Hoje, os irmãos apresentam desenvolvimento adequado e seguem acompanhados pela equipe médica.

De acordo com a Dra. Mariana Azevedo, coordenadora de Medicina Fetal do Hospital e Maternidade Sepaco, o reconhecimento precoce da síndrome é fundamental para que o tratamento seja realizado no momento adequado.

“Os casos precisam ser identificados precocemente por meio de ultrassonografias seriadas. Quando observamos sinais de desequilíbrio entre os fetos, é possível indicar intervenções capazes de modificar significativamente o prognóstico da gestação”, explica.

Segundo a especialista, embora a maioria das gestações gemelares monocoriônicas evolua sem necessidade de cirurgia fetal, existem situações em que a intervenção intrauterina é decisiva.

“A maior parte dessas gestantes não precisará de tratamento cirúrgico. Entretanto, há situações específicas em que a intervenção é essencial para aumentar as chances de sobrevivência e de bom desfecho para ambos os fetos”, afirma.

Além do tratamento da síndrome da transfusão feto-fetal, a medicina fetal permite a realização de outros procedimentos ainda durante a gestação, como transfusões intrauterinas para tratamento de anemias fetais graves, derivações vesicoamnióticas –  utilizadas para drenagem da urina da bexiga fetal para o líquido amniótico em casos de obstrução urinária – e procedimentos mais complexos, como cirurgia fetal para ajudar no desenvolvimento dos pulmões de bebês com uma malformação grave que impede o crescimento pulmonar de maneira adequada.

“A indicação desses procedimentos é sempre criteriosa e baseada em evidências científicas. Quando ainda não existe benefício comprovado por estudos robustos, a realização deve ocorrer exclusivamente dentro de protocolos de pesquisa”, ressalta Mariana.

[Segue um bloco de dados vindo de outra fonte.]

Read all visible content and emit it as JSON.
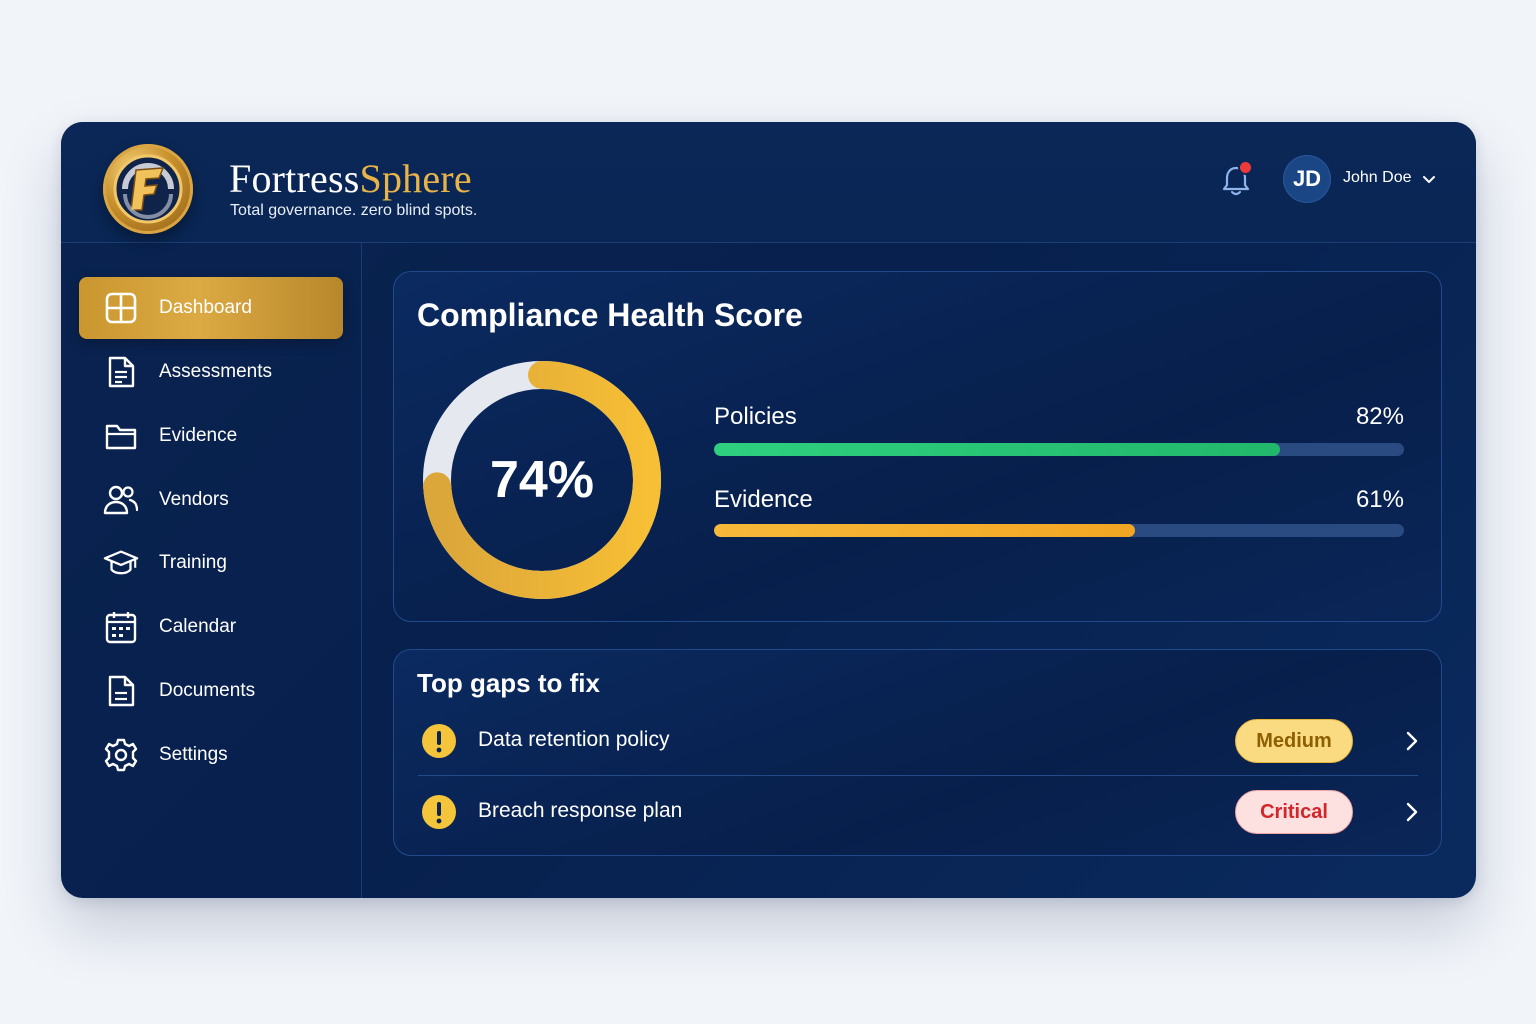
{
  "app": {
    "brand_primary": "Fortress",
    "brand_accent": "Sphere",
    "tagline": "Total governance. zero blind spots."
  },
  "header": {
    "notifications_icon": "bell-icon",
    "has_unread": true,
    "user": {
      "initials": "JD",
      "name": "John Doe"
    }
  },
  "sidebar": {
    "items": [
      {
        "label": "Dashboard",
        "icon": "dashboard-grid-icon",
        "active": true
      },
      {
        "label": "Assessments",
        "icon": "document-icon",
        "active": false
      },
      {
        "label": "Evidence",
        "icon": "folder-icon",
        "active": false
      },
      {
        "label": "Vendors",
        "icon": "users-icon",
        "active": false
      },
      {
        "label": "Training",
        "icon": "graduation-cap-icon",
        "active": false
      },
      {
        "label": "Calendar",
        "icon": "calendar-icon",
        "active": false
      },
      {
        "label": "Documents",
        "icon": "file-text-icon",
        "active": false
      },
      {
        "label": "Settings",
        "icon": "gear-icon",
        "active": false
      }
    ]
  },
  "score": {
    "title": "Compliance Health Score",
    "overall": 74,
    "overall_label": "74%",
    "metrics": [
      {
        "label": "Policies",
        "value": 82,
        "value_label": "82%",
        "color": "#2ed07f"
      },
      {
        "label": "Evidence",
        "value": 61,
        "value_label": "61%",
        "color": "#f7b93a"
      }
    ]
  },
  "gaps": {
    "title": "Top gaps to fix",
    "items": [
      {
        "label": "Data retention policy",
        "severity": "Medium"
      },
      {
        "label": "Breach response plan",
        "severity": "Critical"
      }
    ]
  },
  "colors": {
    "accent_gold": "#dcaa43",
    "background": "#07204d",
    "medium": "#fbdb82",
    "critical": "#d3262a"
  }
}
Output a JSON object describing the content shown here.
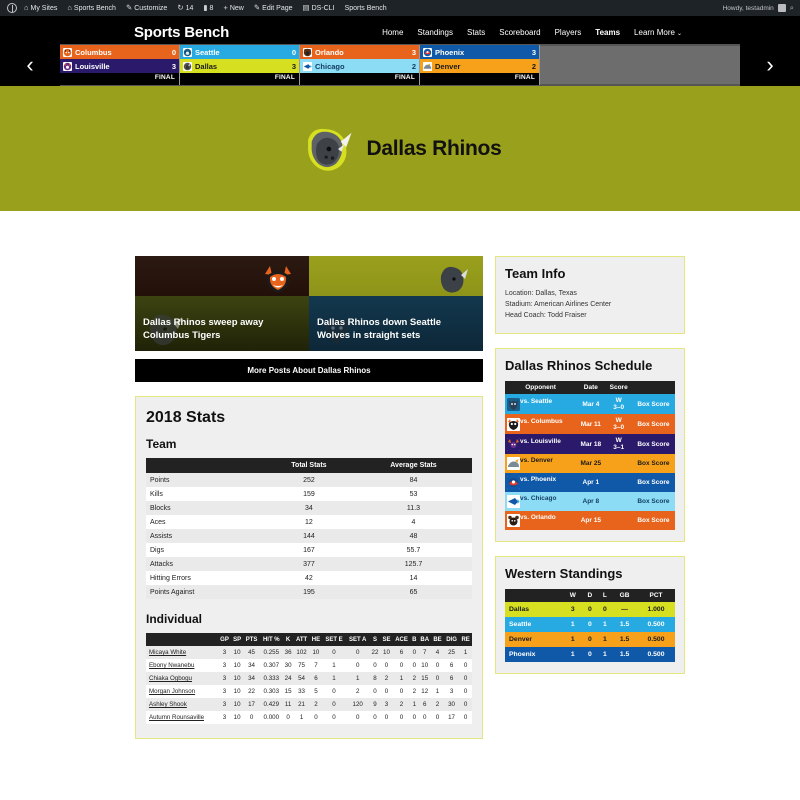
{
  "adminbar": {
    "items": [
      {
        "icon": "wordpress-icon",
        "label": ""
      },
      {
        "icon": "sites-icon",
        "label": "My Sites"
      },
      {
        "icon": "home-icon",
        "label": "Sports Bench"
      },
      {
        "icon": "pencil-icon",
        "label": "Customize"
      },
      {
        "icon": "updates-icon",
        "label": "14"
      },
      {
        "icon": "comment-icon",
        "label": "8"
      },
      {
        "icon": "plus-icon",
        "label": "New"
      },
      {
        "icon": "edit-icon",
        "label": "Edit Page"
      },
      {
        "icon": "terminal-icon",
        "label": "DS-CLI"
      },
      {
        "icon": "",
        "label": "Sports Bench"
      }
    ],
    "howdy": "Howdy, testadmin",
    "search_icon": "search-icon"
  },
  "header": {
    "site_title": "Sports Bench",
    "nav": [
      {
        "label": "Home",
        "active": false
      },
      {
        "label": "Standings",
        "active": false
      },
      {
        "label": "Stats",
        "active": false
      },
      {
        "label": "Scoreboard",
        "active": false
      },
      {
        "label": "Players",
        "active": false
      },
      {
        "label": "Teams",
        "active": true
      },
      {
        "label": "Learn More",
        "active": false,
        "caret": "⌄"
      }
    ]
  },
  "scoreboard": {
    "prev_arrow": "‹",
    "next_arrow": "›",
    "games": [
      {
        "status": "FINAL",
        "away": {
          "team": "Columbus",
          "score": "0",
          "bg": "#e8641c",
          "fg": "#ffffff"
        },
        "home": {
          "team": "Louisville",
          "score": "3",
          "bg": "#2b1a6b",
          "fg": "#ffffff"
        }
      },
      {
        "status": "FINAL",
        "away": {
          "team": "Seattle",
          "score": "0",
          "bg": "#27a9e1",
          "fg": "#ffffff"
        },
        "home": {
          "team": "Dallas",
          "score": "3",
          "bg": "#d6df20",
          "fg": "#1a1a1a"
        }
      },
      {
        "status": "FINAL",
        "away": {
          "team": "Orlando",
          "score": "3",
          "bg": "#e8641c",
          "fg": "#ffffff"
        },
        "home": {
          "team": "Chicago",
          "score": "2",
          "bg": "#8ddcf5",
          "fg": "#123e66"
        }
      },
      {
        "status": "FINAL",
        "away": {
          "team": "Phoenix",
          "score": "3",
          "bg": "#1059a8",
          "fg": "#ffffff"
        },
        "home": {
          "team": "Denver",
          "score": "2",
          "bg": "#f7a11a",
          "fg": "#1a1a1a"
        }
      }
    ]
  },
  "hero": {
    "team_name": "Dallas Rhinos",
    "logo": "rhino-logo",
    "bg": "#99a01b"
  },
  "posts": [
    {
      "title": "Dallas Rhinos sweep away Columbus Tigers",
      "top_logo": "tiger-logo",
      "bottom_logo": "rhino-logo"
    },
    {
      "title": "Dallas Rhinos down Seattle Wolves in straight sets",
      "top_logo": "rhino-logo",
      "bottom_logo": "wolf-logo"
    }
  ],
  "more_posts_label": "More Posts About Dallas Rhinos",
  "team_info": {
    "heading": "Team Info",
    "location": "Location: Dallas, Texas",
    "stadium": "Stadium: American Airlines Center",
    "coach": "Head Coach: Todd Fraiser"
  },
  "schedule": {
    "heading": "Dallas Rhinos Schedule",
    "columns": [
      "Opponent",
      "Date",
      "Score",
      ""
    ],
    "rows": [
      {
        "opponent": "vs. Seattle",
        "date": "Mar 4",
        "result": "W",
        "score": "3–0",
        "link": "Box Score",
        "bg": "#27a9e1",
        "fg": "#ffffff",
        "logo": "wolf-logo"
      },
      {
        "opponent": "vs. Columbus",
        "date": "Mar 11",
        "result": "W",
        "score": "3–0",
        "link": "Box Score",
        "bg": "#e8641c",
        "fg": "#ffffff",
        "logo": "tiger-logo"
      },
      {
        "opponent": "vs. Louisville",
        "date": "Mar 18",
        "result": "W",
        "score": "3–1",
        "link": "Box Score",
        "bg": "#2b1a6b",
        "fg": "#ffffff",
        "logo": "bull-logo"
      },
      {
        "opponent": "vs. Denver",
        "date": "Mar 25",
        "result": "",
        "score": "",
        "link": "Box Score",
        "bg": "#f7a11a",
        "fg": "#1a1a1a",
        "logo": "bronco-logo"
      },
      {
        "opponent": "vs. Phoenix",
        "date": "Apr 1",
        "result": "",
        "score": "",
        "link": "Box Score",
        "bg": "#1059a8",
        "fg": "#ffffff",
        "logo": "bird-logo"
      },
      {
        "opponent": "vs. Chicago",
        "date": "Apr 8",
        "result": "",
        "score": "",
        "link": "Box Score",
        "bg": "#8ddcf5",
        "fg": "#123e66",
        "logo": "fish-logo"
      },
      {
        "opponent": "vs. Orlando",
        "date": "Apr 15",
        "result": "",
        "score": "",
        "link": "Box Score",
        "bg": "#e8641c",
        "fg": "#ffffff",
        "logo": "bear-logo"
      }
    ]
  },
  "standings": {
    "heading": "Western Standings",
    "columns": [
      "",
      "W",
      "D",
      "L",
      "GB",
      "PCT"
    ],
    "rows": [
      {
        "team": "Dallas",
        "w": "3",
        "d": "0",
        "l": "0",
        "gb": "—",
        "pct": "1.000",
        "bg": "#d6df20",
        "fg": "#1a1a1a"
      },
      {
        "team": "Seattle",
        "w": "1",
        "d": "0",
        "l": "1",
        "gb": "1.5",
        "pct": "0.500",
        "bg": "#27a9e1",
        "fg": "#ffffff"
      },
      {
        "team": "Denver",
        "w": "1",
        "d": "0",
        "l": "1",
        "gb": "1.5",
        "pct": "0.500",
        "bg": "#f7a11a",
        "fg": "#1a1a1a"
      },
      {
        "team": "Phoenix",
        "w": "1",
        "d": "0",
        "l": "1",
        "gb": "1.5",
        "pct": "0.500",
        "bg": "#1059a8",
        "fg": "#ffffff"
      }
    ]
  },
  "stats": {
    "heading": "2018 Stats",
    "team_heading": "Team",
    "team_columns": [
      "",
      "Total Stats",
      "Average Stats"
    ],
    "team_rows": [
      {
        "label": "Points",
        "total": "252",
        "avg": "84"
      },
      {
        "label": "Kills",
        "total": "159",
        "avg": "53"
      },
      {
        "label": "Blocks",
        "total": "34",
        "avg": "11.3"
      },
      {
        "label": "Aces",
        "total": "12",
        "avg": "4"
      },
      {
        "label": "Assists",
        "total": "144",
        "avg": "48"
      },
      {
        "label": "Digs",
        "total": "167",
        "avg": "55.7"
      },
      {
        "label": "Attacks",
        "total": "377",
        "avg": "125.7"
      },
      {
        "label": "Hitting Errors",
        "total": "42",
        "avg": "14"
      },
      {
        "label": "Points Against",
        "total": "195",
        "avg": "65"
      }
    ],
    "individual_heading": "Individual",
    "individual_columns": [
      "",
      "GP",
      "SP",
      "PTS",
      "HIT %",
      "K",
      "ATT",
      "HE",
      "SET E",
      "SET A",
      "S",
      "SE",
      "ACE",
      "B",
      "BA",
      "BE",
      "DIG",
      "RE"
    ],
    "individual_rows": [
      {
        "name": "Micaya White",
        "v": [
          "3",
          "10",
          "45",
          "0.255",
          "36",
          "102",
          "10",
          "0",
          "0",
          "22",
          "10",
          "6",
          "0",
          "7",
          "4",
          "25",
          "1"
        ]
      },
      {
        "name": "Ebony Nwanebu",
        "v": [
          "3",
          "10",
          "34",
          "0.307",
          "30",
          "75",
          "7",
          "1",
          "0",
          "0",
          "0",
          "0",
          "0",
          "10",
          "0",
          "6",
          "0"
        ]
      },
      {
        "name": "Chiaka Ogbogu",
        "v": [
          "3",
          "10",
          "34",
          "0.333",
          "24",
          "54",
          "6",
          "1",
          "1",
          "8",
          "2",
          "1",
          "2",
          "15",
          "0",
          "6",
          "0"
        ]
      },
      {
        "name": "Morgan Johnson",
        "v": [
          "3",
          "10",
          "22",
          "0.303",
          "15",
          "33",
          "5",
          "0",
          "2",
          "0",
          "0",
          "0",
          "2",
          "12",
          "1",
          "3",
          "0"
        ]
      },
      {
        "name": "Ashley Shook",
        "v": [
          "3",
          "10",
          "17",
          "0.429",
          "11",
          "21",
          "2",
          "0",
          "120",
          "9",
          "3",
          "2",
          "1",
          "6",
          "2",
          "30",
          "0"
        ]
      },
      {
        "name": "Autumn Rounsaville",
        "v": [
          "3",
          "10",
          "0",
          "0.000",
          "0",
          "1",
          "0",
          "0",
          "0",
          "0",
          "0",
          "0",
          "0",
          "0",
          "0",
          "17",
          "0"
        ]
      }
    ]
  }
}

Além da experiência da equipe médica, a realização de cirurgias fetais exige estrutura hospitalar altamente especializada, capaz de oferecer assistência integrada à gestante e ao bebê antes, durante e após o procedimento.

“Estamos falando de um cuidado que envolve simultaneamente mãe e filho. Toda intervenção intrauterina passa necessariamente pelo organismo materno, tornando indispensável uma assistência segura e multidisciplinar. O acompanhamento precisa ser contínuo, desde o pré-natal até o pós-parto”, destaca.

A especialista ressalta ainda que a indicação adequada é um dos pilares da medicina fetal moderna.

“Nem todos os casos devem ser operados. É fundamental indicar a cirurgia apenas quando há benefício real para o feto e para a gestante. A decisão final sempre cabe à paciente, após receber todas as informações sobre riscos, benefícios e alternativas terapêuticas”, afirma.

Fonte: Dra. Mariana Azevedo, coordenadora de Medicina Fetal do Hospital e Maternidade Sepaco – Hospital e Maternidade Sepaco tem na medicina fetal uma de suas áreas de referência. O serviço oferece atendimento especializado para gestantes e fetos com condições que exigem investigação diagnóstica avançada, monitoramento contínuo e, quando necessário, intervenções ainda durante a gestação.